More importantly, the messaging indicates that the brand is a part of the community, and not someone on the outside talking to the community.
Connections, Connections, Connections – whether you are offline or online
The largest sports events, the biggest concerts, conferences, exhibitions – everything is off the table for now. What all these events did was bring human beings together and gave them an opportunity to connect with the brand and connect with each other.
Guess what – consumers are building those connections even now – look at the unprecedented rise of Zoom app downloads – from 10 million daily users to over 200 million! Human beings are social creatures, and everyone is still looking for that connection and that shared experience.
Consumers are building their own communities, even now. We’re seeing it happen around us – Facebook Watch, Houseparty apps, Zoom live sessions and the like. Just as people need to be connected, it’s important for brands to as well by encouraging group experiences and providing additional value in some way.

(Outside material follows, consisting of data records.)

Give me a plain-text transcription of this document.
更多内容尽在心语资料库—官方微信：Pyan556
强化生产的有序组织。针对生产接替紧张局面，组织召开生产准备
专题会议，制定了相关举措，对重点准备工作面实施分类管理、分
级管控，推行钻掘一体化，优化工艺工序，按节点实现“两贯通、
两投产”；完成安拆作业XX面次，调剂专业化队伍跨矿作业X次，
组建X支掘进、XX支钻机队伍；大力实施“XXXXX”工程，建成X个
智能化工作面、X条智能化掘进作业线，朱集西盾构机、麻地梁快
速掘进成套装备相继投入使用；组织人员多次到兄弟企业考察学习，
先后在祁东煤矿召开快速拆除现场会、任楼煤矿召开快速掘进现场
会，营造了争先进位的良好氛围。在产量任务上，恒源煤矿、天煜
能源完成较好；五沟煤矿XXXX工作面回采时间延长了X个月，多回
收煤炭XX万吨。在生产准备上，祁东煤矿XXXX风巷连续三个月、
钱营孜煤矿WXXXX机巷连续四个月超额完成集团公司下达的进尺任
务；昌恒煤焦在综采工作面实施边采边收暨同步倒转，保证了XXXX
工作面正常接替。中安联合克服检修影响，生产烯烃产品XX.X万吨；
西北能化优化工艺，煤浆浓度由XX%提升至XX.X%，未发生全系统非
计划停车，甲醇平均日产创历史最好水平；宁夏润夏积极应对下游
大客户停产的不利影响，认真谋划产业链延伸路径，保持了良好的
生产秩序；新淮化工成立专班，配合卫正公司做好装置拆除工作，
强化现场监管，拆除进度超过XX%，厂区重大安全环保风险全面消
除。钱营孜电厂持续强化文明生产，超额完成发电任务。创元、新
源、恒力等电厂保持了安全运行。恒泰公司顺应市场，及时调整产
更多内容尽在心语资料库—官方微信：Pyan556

How does a brand create and how does a brand measure?
There is no denying that given the new work systems, it is harder to develop a full-fledged campaign. Colleagues are in remote places, work hours keep changing with additional house work, morale tends to dip with the looming uncertainty everywhere. One key thing, therefore, is for brands to deliver positive and uplifting tone and messaging.
People are going to be high strung, cautious even in the coming days. Consumers’ buying decisions, patterns will change for the long term so figuring how and when people will behave is a question every marketer needs to keep exploring. Community building will need to happen not just through advertising but through the services and the delight that the brand provides.
On the surface, community-building may seem trickier to measure than traditional ad campaigns. However, sources say metrics like sentiment, earned media and engagement can help marketers gauge consumer response.
Offline activations are about that one day/ few hours that the community comes together to experience something. Before and after is usually an extension of that shared experience. However, the same activity when made digital, needs more consistency rather than a one-off hit. Virality may be easy to achieve but it cannot be an everyday thing. Virality spreads far but not deep.
Brand activations have always focused on building brand loyalty. And that focus should not change even today.